Aquel día la llevé al faro, al pequeño edificio abandonado entre la última barriada y el pueblo, pegado al mar, en el que me había hecho todo un refugio limpiando y trasladando algunas cosas para hacerlo habitable, un escritorio, un sofá verde, la mitad de una nevera,…
No era tanto por alejarme, me sentía bien rodeado de personas. Pero como solitario, también a veces necesitaba un espacio solo para mí. Y ahora lo compartía, le enseñaba a Laura el modo secreto de entrar. Y accedíamos dentro. La preocupación que tenía por si era peligroso se esfumó cuando contempló las vistas.
Es curioso cómo cambia todo, te acostumbras a un modo de vida, incluso juras cosas que crees para siempre, y luego se desvanecen.

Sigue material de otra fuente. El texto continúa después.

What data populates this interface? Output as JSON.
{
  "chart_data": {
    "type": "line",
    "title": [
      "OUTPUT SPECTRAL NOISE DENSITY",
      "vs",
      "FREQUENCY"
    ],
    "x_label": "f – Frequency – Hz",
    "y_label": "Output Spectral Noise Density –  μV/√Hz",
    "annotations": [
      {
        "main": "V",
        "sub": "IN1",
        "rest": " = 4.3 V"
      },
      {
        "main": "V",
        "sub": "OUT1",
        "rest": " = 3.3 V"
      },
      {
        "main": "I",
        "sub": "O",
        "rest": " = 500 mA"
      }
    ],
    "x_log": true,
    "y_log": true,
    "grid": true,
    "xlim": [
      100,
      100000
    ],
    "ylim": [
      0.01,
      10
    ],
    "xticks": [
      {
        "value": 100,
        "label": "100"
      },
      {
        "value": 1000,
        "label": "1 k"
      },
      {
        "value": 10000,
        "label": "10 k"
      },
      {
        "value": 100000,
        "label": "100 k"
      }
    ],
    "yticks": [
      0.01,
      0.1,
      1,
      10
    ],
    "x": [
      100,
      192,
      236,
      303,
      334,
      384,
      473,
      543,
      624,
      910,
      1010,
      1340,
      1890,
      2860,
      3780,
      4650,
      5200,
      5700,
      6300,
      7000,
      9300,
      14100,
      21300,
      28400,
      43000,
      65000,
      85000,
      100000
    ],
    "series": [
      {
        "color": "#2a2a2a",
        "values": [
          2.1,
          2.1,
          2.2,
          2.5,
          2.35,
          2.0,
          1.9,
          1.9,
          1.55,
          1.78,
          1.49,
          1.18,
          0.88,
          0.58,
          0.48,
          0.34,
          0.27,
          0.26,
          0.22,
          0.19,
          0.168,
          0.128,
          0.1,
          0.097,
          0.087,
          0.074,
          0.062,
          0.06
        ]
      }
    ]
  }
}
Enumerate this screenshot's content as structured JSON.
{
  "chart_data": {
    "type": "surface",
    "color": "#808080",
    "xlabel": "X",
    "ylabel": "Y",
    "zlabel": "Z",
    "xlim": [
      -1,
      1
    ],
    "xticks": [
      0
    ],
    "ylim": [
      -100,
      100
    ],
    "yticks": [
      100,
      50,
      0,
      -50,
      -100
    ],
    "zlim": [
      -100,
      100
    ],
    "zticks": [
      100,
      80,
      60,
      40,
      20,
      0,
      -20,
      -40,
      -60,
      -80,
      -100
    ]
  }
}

Para mí era nueva etapa, después de tantísimos años sintiendo una necesidad conocida, pero no explorada. La dificultad que implicaba por mi apariencia y la abundancia de tiempo me habían llevado a concentrarme en otras cosas. Y como nueva, casi un mundo.
Si cada etapa es distinta, cada etapa es única de vivir intensamente, a su modo, y es importante entenderlo así. Y aunque haya que vivirla en su presente, sin anclarse en etapas pasadas, aprovechándolas al máximo, también hay que mantener parte de la chispa de otras ya vividas.
Y nosotros, nos besábamos como niños, en un perfecto giro sin atender a las olas, ni su sonido, ni las gaviotas. Descuidados pequeños que descubren por primera vez un nuevo amor que no quieren soltar.
Descuidados. Fael nos observaba, pero entonces no lo sabía.